McDonald's legt eine Werbekampagne aus den 70er-Jahren neu auf und hat hierfür einen Wettbewerb beim Netzwerk MySpace gestartet. Die Sorgen der Konsumenten sind heute ähnlich wie damals.

Der BigMac wird 40, sein neuer alter Werbespot kommt aus dem Jahr 1974. (Foto: Foto: ddp)

Das Ergebnis war eindeutig: Mit 47 Prozent der Stimmen setzte sich Jason Harpers Rapversion als Melodie für die neue Big-Mac-Werbekampagne durch. Sein Song erinnert ein bisschen an amerikanische Gangsterfilme. Eingeleitet von einem Scratchbeat ertönt in kurzer Abfolge: "Two all beef patties, special sauce, lettuce cheese, pickles, onions, on a sesame-seed bun." Im Hintergrund wiederholt ein Chor immer wieder den aufdringlichen Big-Mac-Refrain.

Zum 40. Geburtstag des berühmten Burgers hatte Mc Donald's einen Wettbewerb ausgelobt, bei dem es galt, einen Werbetext zu vertonen. Bemerkenwert war einerseits, dass der uralte Text für die neue Werbekampagne bereits aus dem Jahr 1974 stammt. Die zweite Kuriosität bestand darin, dass ausgerechnet die Nutzer von MySpace über die Melodie des neuen Werbesongs entscheiden sollten.

MySpace ist ein soziales Netzwerk im Internet, das seinen Mitgliedern ermöglicht, eigene Profile anzulegen. Weltweit hat das Medium rund 235 Millionen Mitglieder, von denen die allermeisten 1974 noch gar nicht das Licht der Welt erblickt hatten.

Dennoch ist McDonald's kein Einzelfall, wie die New York Times jetzt berichtete. Auch Konkurent Burger King ("Have it your way") und der Finanzkonzern Citigroup ("Citi never sleeps") versuchen, durch altbewährte Werbesprüche zu punkten.
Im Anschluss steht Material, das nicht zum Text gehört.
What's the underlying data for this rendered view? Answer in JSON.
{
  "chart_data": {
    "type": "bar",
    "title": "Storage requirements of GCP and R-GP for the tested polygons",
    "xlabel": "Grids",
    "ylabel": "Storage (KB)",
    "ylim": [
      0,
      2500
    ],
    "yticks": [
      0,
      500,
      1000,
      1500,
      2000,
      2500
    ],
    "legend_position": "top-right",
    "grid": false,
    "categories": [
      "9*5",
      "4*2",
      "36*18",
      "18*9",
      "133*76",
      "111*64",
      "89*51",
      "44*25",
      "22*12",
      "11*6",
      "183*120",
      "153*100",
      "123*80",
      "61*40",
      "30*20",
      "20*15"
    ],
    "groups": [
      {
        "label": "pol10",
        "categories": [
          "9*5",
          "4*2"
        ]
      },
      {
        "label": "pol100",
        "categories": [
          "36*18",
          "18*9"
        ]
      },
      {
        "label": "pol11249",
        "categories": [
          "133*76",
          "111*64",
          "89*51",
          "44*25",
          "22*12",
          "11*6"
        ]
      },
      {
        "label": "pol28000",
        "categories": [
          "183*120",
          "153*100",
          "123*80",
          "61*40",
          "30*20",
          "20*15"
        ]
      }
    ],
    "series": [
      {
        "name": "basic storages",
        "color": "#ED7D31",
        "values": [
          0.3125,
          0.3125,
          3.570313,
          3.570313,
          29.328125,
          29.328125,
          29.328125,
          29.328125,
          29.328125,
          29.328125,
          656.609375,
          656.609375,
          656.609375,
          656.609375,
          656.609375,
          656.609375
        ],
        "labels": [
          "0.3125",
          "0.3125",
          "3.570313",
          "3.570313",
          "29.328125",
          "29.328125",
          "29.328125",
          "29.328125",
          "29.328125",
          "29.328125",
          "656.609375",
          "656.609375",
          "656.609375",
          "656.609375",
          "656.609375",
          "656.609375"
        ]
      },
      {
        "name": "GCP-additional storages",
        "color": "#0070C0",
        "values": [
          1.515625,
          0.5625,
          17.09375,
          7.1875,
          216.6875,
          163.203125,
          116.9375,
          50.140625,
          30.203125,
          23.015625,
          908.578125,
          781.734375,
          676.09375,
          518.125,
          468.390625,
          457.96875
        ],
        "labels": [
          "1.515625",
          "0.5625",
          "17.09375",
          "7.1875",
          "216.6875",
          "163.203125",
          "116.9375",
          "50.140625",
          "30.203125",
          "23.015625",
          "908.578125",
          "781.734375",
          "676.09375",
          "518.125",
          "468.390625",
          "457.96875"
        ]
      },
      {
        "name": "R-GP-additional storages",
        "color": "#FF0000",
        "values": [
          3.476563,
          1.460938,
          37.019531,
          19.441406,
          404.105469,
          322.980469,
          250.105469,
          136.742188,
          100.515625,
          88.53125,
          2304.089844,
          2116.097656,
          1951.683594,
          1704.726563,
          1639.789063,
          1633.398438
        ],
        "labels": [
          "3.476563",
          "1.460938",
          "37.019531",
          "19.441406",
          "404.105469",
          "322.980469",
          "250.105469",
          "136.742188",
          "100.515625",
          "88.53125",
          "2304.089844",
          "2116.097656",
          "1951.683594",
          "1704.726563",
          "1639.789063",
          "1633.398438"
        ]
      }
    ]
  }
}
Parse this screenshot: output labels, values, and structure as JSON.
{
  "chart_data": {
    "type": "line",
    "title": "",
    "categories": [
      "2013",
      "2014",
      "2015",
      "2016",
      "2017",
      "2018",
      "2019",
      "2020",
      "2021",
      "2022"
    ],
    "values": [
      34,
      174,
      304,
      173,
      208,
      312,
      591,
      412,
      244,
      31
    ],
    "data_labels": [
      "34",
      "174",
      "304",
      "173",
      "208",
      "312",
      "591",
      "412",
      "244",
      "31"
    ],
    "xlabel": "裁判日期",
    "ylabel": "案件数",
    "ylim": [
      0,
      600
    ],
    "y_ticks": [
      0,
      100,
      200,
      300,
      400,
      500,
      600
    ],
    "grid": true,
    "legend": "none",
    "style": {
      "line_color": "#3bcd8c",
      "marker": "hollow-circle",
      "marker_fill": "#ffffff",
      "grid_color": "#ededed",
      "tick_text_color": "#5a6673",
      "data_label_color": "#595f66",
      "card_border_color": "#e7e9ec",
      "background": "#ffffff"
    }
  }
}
In Deutschland setzt Müller-Milch auf den Retro-Trend. Nach Annemarie Wendl, bekannt als nervige Hausmeisterin Else Kling aus der Lindenstraße, und "Superstar" Dieter Bohlen hat die Molkerei kürzlich zwei Urgesteine der Kaffee Werbung für einen neuen Spot reaktiviert. Am Kühlregal trifft "Melitta- Mann" Egon Wellenbrink auf Bruno Maccallini, den Angelo-Darsteller aus der Nescafé-Werbung ("Isch 'abe gar kein Auto").

Bedürfnis nach Halt

Warum werden die längst totgeglaubten Werbespots und -slogans reaktiviert? "Es besteht kein Zweifel, dass das Konsumentenvertrauen zur Zeit etwas wakelig ist und es ein Bedürfnis nach Halt und Sicherheit gibt", sagte die Kommunikationsexpertin Kendra Gale der New York Times.

Ein genauerer Blick zeigt: Es gibt Parallelen zwischen der Wirtschaftssituation damals und heute. Auch 1974 machte ein hoher Ölpreis den Konsumenten zu schaffen, und auch damals befand sich die Inflationsrate auf hohem Niveau. Der damalige republikanische US-Präsident Richard Nixon war ähnlich unpopulär wie es heute sein Amtskollege George W. Bush ist. Erklärungen für den Retro-Trend liefert aber nicht nur der Blick ins Geschichtsbuch.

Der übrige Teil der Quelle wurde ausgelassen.